Let $T$ be the set of torsion elements in R. Prove that the only torsion element of $R/T$ is $0$.

Question

An element $a$ of a ring $R$ is said to be a torsion element if there exists a positive integer $n$ such that $na = 0$; in other words, $a$ has finite order if we view $R$ as a group under addition. For example, if $R = \mathbb{Z}/5$ then every element is torsion; if $R = \mathbb{Z}$, then $0$ is the only torsion element.

Let $T$ be the set of torsion elements in $R$. Prove that the only torsion element of $R/T$ is $0$.

I am trying to suppose that there is a non-zero torsion element in $R/T$, and by showing that the preimage of element is in $T$ hence it is zero. Thus we may get a contradiction.

But how to prove that? May I ask for steps? Am I on the right track?

Thanks in advance!

Answer 1

Let $a+T(\neq T)\in R/T$ be a torsion element .So $a\notin T$

Then for all $n\in \Bbb N$ we have $na\neq 0$.
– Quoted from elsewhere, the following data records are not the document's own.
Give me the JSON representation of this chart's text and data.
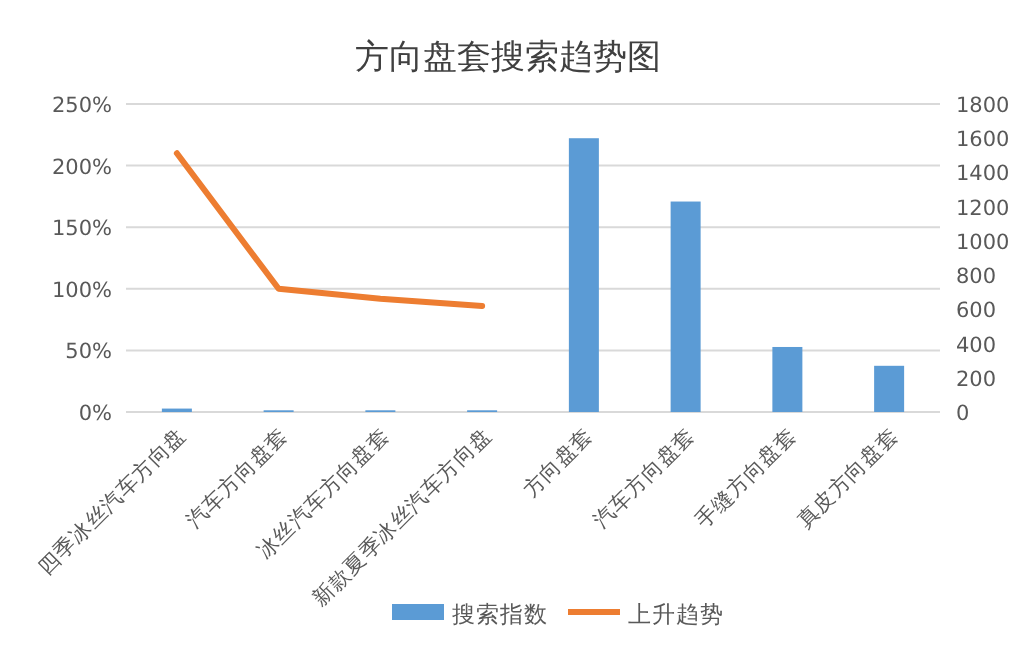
{
  "chart_data": {
    "type": "bar",
    "title": "方向盘套搜索趋势图",
    "categories": [
      "四季冰丝汽车方向盘",
      "汽车方向盘套",
      "冰丝汽车方向盘套",
      "新款夏季冰丝汽车方向盘",
      "方向盘套",
      "汽车方向盘套",
      "手缝方向盘套",
      "真皮方向盘套"
    ],
    "series": [
      {
        "name": "搜索指数",
        "axis": "y2",
        "color": "#5b9bd5",
        "values": [
          20,
          10,
          10,
          10,
          1600,
          1230,
          380,
          270
        ]
      },
      {
        "name": "上升趋势",
        "type": "line",
        "axis": "y",
        "color": "#ed7d31",
        "values": [
          210,
          100,
          92,
          86,
          null,
          null,
          null,
          null
        ]
      }
    ],
    "ylim": [
      0,
      250
    ],
    "yticks": [
      {
        "value": 0,
        "label": "0%"
      },
      {
        "value": 50,
        "label": "50%"
      },
      {
        "value": 100,
        "label": "100%"
      },
      {
        "value": 150,
        "label": "150%"
      },
      {
        "value": 200,
        "label": "200%"
      },
      {
        "value": 250,
        "label": "250%"
      }
    ],
    "y2lim": [
      0,
      1800
    ],
    "y2ticks": [
      0,
      200,
      400,
      600,
      800,
      1000,
      1200,
      1400,
      1600,
      1800
    ],
    "grid": "y",
    "legend": "bottom"
  }
}
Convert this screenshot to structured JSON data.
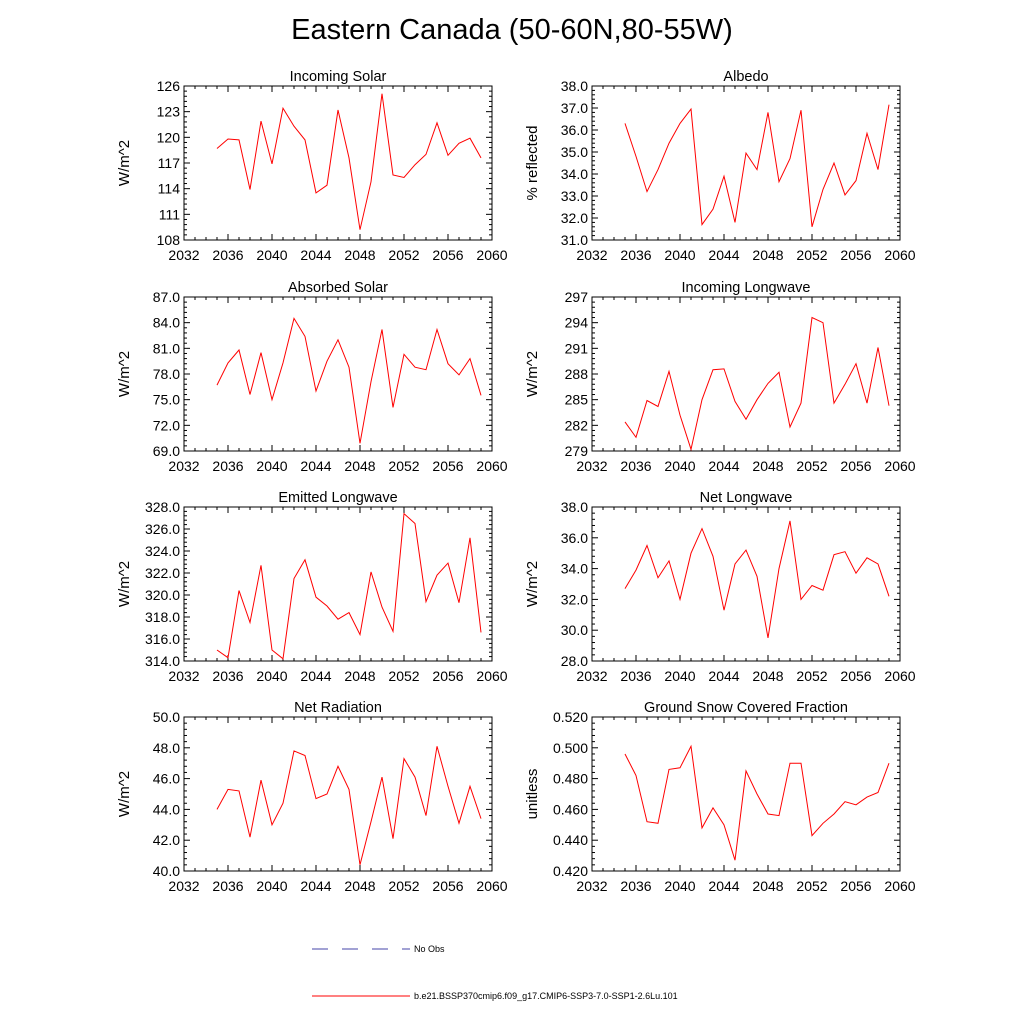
{
  "title": "Eastern Canada (50-60N,80-55W)",
  "legend": {
    "obs_label": "No Obs",
    "obs_color": "#4444aa",
    "model_label": "b.e21.BSSP370cmip6.f09_g17.CMIP6-SSP3-7.0-SSP1-2.6Lu.101",
    "model_color": "#ff0000"
  },
  "chart_data": [
    {
      "type": "line",
      "title": "Incoming Solar",
      "ylabel": "W/m^2",
      "xlim": [
        2032,
        2060
      ],
      "x_ticks": [
        "2032",
        "2036",
        "2040",
        "2044",
        "2048",
        "2052",
        "2056",
        "2060"
      ],
      "ylim": [
        108,
        126
      ],
      "y_ticks": [
        "108",
        "111",
        "114",
        "117",
        "120",
        "123",
        "126"
      ],
      "color": "#ff0000",
      "x": [
        2035,
        2036,
        2037,
        2038,
        2039,
        2040,
        2041,
        2042,
        2043,
        2044,
        2045,
        2046,
        2047,
        2048,
        2049,
        2050,
        2051,
        2052,
        2053,
        2054,
        2055,
        2056,
        2057,
        2058,
        2059
      ],
      "values": [
        118.7,
        119.8,
        119.7,
        113.9,
        121.9,
        116.9,
        123.4,
        121.3,
        119.7,
        113.5,
        114.4,
        123.2,
        117.6,
        109.2,
        114.8,
        125.1,
        115.6,
        115.3,
        116.8,
        118.0,
        121.7,
        117.9,
        119.3,
        119.9,
        117.6
      ]
    },
    {
      "type": "line",
      "title": "Albedo",
      "ylabel": "% reflected",
      "xlim": [
        2032,
        2060
      ],
      "x_ticks": [
        "2032",
        "2036",
        "2040",
        "2044",
        "2048",
        "2052",
        "2056",
        "2060"
      ],
      "ylim": [
        31,
        38
      ],
      "y_ticks": [
        "31.0",
        "32.0",
        "33.0",
        "34.0",
        "35.0",
        "36.0",
        "37.0",
        "38.0"
      ],
      "color": "#ff0000",
      "x": [
        2035,
        2036,
        2037,
        2038,
        2039,
        2040,
        2041,
        2042,
        2043,
        2044,
        2045,
        2046,
        2047,
        2048,
        2049,
        2050,
        2051,
        2052,
        2053,
        2054,
        2055,
        2056,
        2057,
        2058,
        2059
      ],
      "values": [
        36.3,
        34.8,
        33.2,
        34.2,
        35.4,
        36.3,
        36.95,
        31.7,
        32.4,
        33.9,
        31.8,
        34.95,
        34.2,
        36.8,
        33.65,
        34.7,
        36.9,
        31.6,
        33.3,
        34.5,
        33.05,
        33.7,
        35.85,
        34.2,
        37.15
      ]
    },
    {
      "type": "line",
      "title": "Absorbed Solar",
      "ylabel": "W/m^2",
      "xlim": [
        2032,
        2060
      ],
      "x_ticks": [
        "2032",
        "2036",
        "2040",
        "2044",
        "2048",
        "2052",
        "2056",
        "2060"
      ],
      "ylim": [
        69,
        87
      ],
      "y_ticks": [
        "69.0",
        "72.0",
        "75.0",
        "78.0",
        "81.0",
        "84.0",
        "87.0"
      ],
      "color": "#ff0000",
      "x": [
        2035,
        2036,
        2037,
        2038,
        2039,
        2040,
        2041,
        2042,
        2043,
        2044,
        2045,
        2046,
        2047,
        2048,
        2049,
        2050,
        2051,
        2052,
        2053,
        2054,
        2055,
        2056,
        2057,
        2058,
        2059
      ],
      "values": [
        76.7,
        79.3,
        80.8,
        75.6,
        80.5,
        75.0,
        79.3,
        84.5,
        82.4,
        76.0,
        79.5,
        82.0,
        78.8,
        69.9,
        77.1,
        83.2,
        74.1,
        80.3,
        78.8,
        78.5,
        83.2,
        79.2,
        77.9,
        79.8,
        75.5
      ]
    },
    {
      "type": "line",
      "title": "Incoming Longwave",
      "ylabel": "W/m^2",
      "xlim": [
        2032,
        2060
      ],
      "x_ticks": [
        "2032",
        "2036",
        "2040",
        "2044",
        "2048",
        "2052",
        "2056",
        "2060"
      ],
      "ylim": [
        279,
        297
      ],
      "y_ticks": [
        "279",
        "282",
        "285",
        "288",
        "291",
        "294",
        "297"
      ],
      "color": "#ff0000",
      "x": [
        2035,
        2036,
        2037,
        2038,
        2039,
        2040,
        2041,
        2042,
        2043,
        2044,
        2045,
        2046,
        2047,
        2048,
        2049,
        2050,
        2051,
        2052,
        2053,
        2054,
        2055,
        2056,
        2057,
        2058,
        2059
      ],
      "values": [
        282.4,
        280.6,
        284.9,
        284.2,
        288.3,
        283.2,
        279.2,
        285.0,
        288.5,
        288.6,
        284.8,
        282.7,
        285.0,
        286.9,
        288.2,
        281.8,
        284.6,
        294.6,
        294.0,
        284.6,
        286.8,
        289.2,
        284.6,
        291.1,
        284.3
      ]
    },
    {
      "type": "line",
      "title": "Emitted Longwave",
      "ylabel": "W/m^2",
      "xlim": [
        2032,
        2060
      ],
      "x_ticks": [
        "2032",
        "2036",
        "2040",
        "2044",
        "2048",
        "2052",
        "2056",
        "2060"
      ],
      "ylim": [
        314,
        328
      ],
      "y_ticks": [
        "314.0",
        "316.0",
        "318.0",
        "320.0",
        "322.0",
        "324.0",
        "326.0",
        "328.0"
      ],
      "color": "#ff0000",
      "x": [
        2035,
        2036,
        2037,
        2038,
        2039,
        2040,
        2041,
        2042,
        2043,
        2044,
        2045,
        2046,
        2047,
        2048,
        2049,
        2050,
        2051,
        2052,
        2053,
        2054,
        2055,
        2056,
        2057,
        2058,
        2059
      ],
      "values": [
        315.0,
        314.3,
        320.4,
        317.5,
        322.7,
        315.0,
        314.2,
        321.5,
        323.2,
        319.8,
        319.0,
        317.8,
        318.4,
        316.4,
        322.1,
        318.9,
        316.7,
        327.4,
        326.5,
        319.4,
        321.8,
        322.9,
        319.3,
        325.2,
        316.6
      ]
    },
    {
      "type": "line",
      "title": "Net Longwave",
      "ylabel": "W/m^2",
      "xlim": [
        2032,
        2060
      ],
      "x_ticks": [
        "2032",
        "2036",
        "2040",
        "2044",
        "2048",
        "2052",
        "2056",
        "2060"
      ],
      "ylim": [
        28,
        38
      ],
      "y_ticks": [
        "28.0",
        "30.0",
        "32.0",
        "34.0",
        "36.0",
        "38.0"
      ],
      "color": "#ff0000",
      "x": [
        2035,
        2036,
        2037,
        2038,
        2039,
        2040,
        2041,
        2042,
        2043,
        2044,
        2045,
        2046,
        2047,
        2048,
        2049,
        2050,
        2051,
        2052,
        2053,
        2054,
        2055,
        2056,
        2057,
        2058,
        2059
      ],
      "values": [
        32.7,
        33.9,
        35.5,
        33.4,
        34.5,
        32.0,
        35.0,
        36.6,
        34.8,
        31.3,
        34.3,
        35.2,
        33.5,
        29.5,
        34.0,
        37.1,
        32.0,
        32.9,
        32.6,
        34.9,
        35.1,
        33.7,
        34.7,
        34.3,
        32.2
      ]
    },
    {
      "type": "line",
      "title": "Net Radiation",
      "ylabel": "W/m^2",
      "xlim": [
        2032,
        2060
      ],
      "x_ticks": [
        "2032",
        "2036",
        "2040",
        "2044",
        "2048",
        "2052",
        "2056",
        "2060"
      ],
      "ylim": [
        40,
        50
      ],
      "y_ticks": [
        "40.0",
        "42.0",
        "44.0",
        "46.0",
        "48.0",
        "50.0"
      ],
      "color": "#ff0000",
      "x": [
        2035,
        2036,
        2037,
        2038,
        2039,
        2040,
        2041,
        2042,
        2043,
        2044,
        2045,
        2046,
        2047,
        2048,
        2049,
        2050,
        2051,
        2052,
        2053,
        2054,
        2055,
        2056,
        2057,
        2058,
        2059
      ],
      "values": [
        44.0,
        45.3,
        45.2,
        42.2,
        45.9,
        43.0,
        44.4,
        47.8,
        47.5,
        44.7,
        45.0,
        46.8,
        45.3,
        40.4,
        43.2,
        46.1,
        42.1,
        47.3,
        46.1,
        43.6,
        48.1,
        45.5,
        43.1,
        45.5,
        43.4
      ]
    },
    {
      "type": "line",
      "title": "Ground Snow Covered Fraction",
      "ylabel": "unitless",
      "xlim": [
        2032,
        2060
      ],
      "x_ticks": [
        "2032",
        "2036",
        "2040",
        "2044",
        "2048",
        "2052",
        "2056",
        "2060"
      ],
      "ylim": [
        0.42,
        0.52
      ],
      "y_ticks": [
        "0.420",
        "0.440",
        "0.460",
        "0.480",
        "0.500",
        "0.520"
      ],
      "color": "#ff0000",
      "x": [
        2035,
        2036,
        2037,
        2038,
        2039,
        2040,
        2041,
        2042,
        2043,
        2044,
        2045,
        2046,
        2047,
        2048,
        2049,
        2050,
        2051,
        2052,
        2053,
        2054,
        2055,
        2056,
        2057,
        2058,
        2059
      ],
      "values": [
        0.496,
        0.482,
        0.452,
        0.451,
        0.486,
        0.487,
        0.501,
        0.448,
        0.461,
        0.45,
        0.427,
        0.485,
        0.47,
        0.457,
        0.456,
        0.49,
        0.49,
        0.443,
        0.451,
        0.457,
        0.465,
        0.463,
        0.468,
        0.471,
        0.49
      ]
    }
  ]
}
Hence $\exists m\in \Bbb N$ such that $m(a+T)=T\implies ma+T=T\implies ma\in T\implies k(ma)=0\implies (km)a=0$

which is false as for all $n\in \Bbb N$ we have $na\neq 0$.

Answer 2

Suppose that $\overline{r}\in R/T$ is a torsion element, then there is some positive integer $n$ such that $n\overline{r}=\overline{0}$. So $\overline{nr}=\overline{0}$ and hence $nr\in T$. This means that there is some positive integer $m$ such that $m(nr)=0$, thus $(mn)r=0$. Therefore $r\in T$ and we get $\overline{r}=\overline{0}$.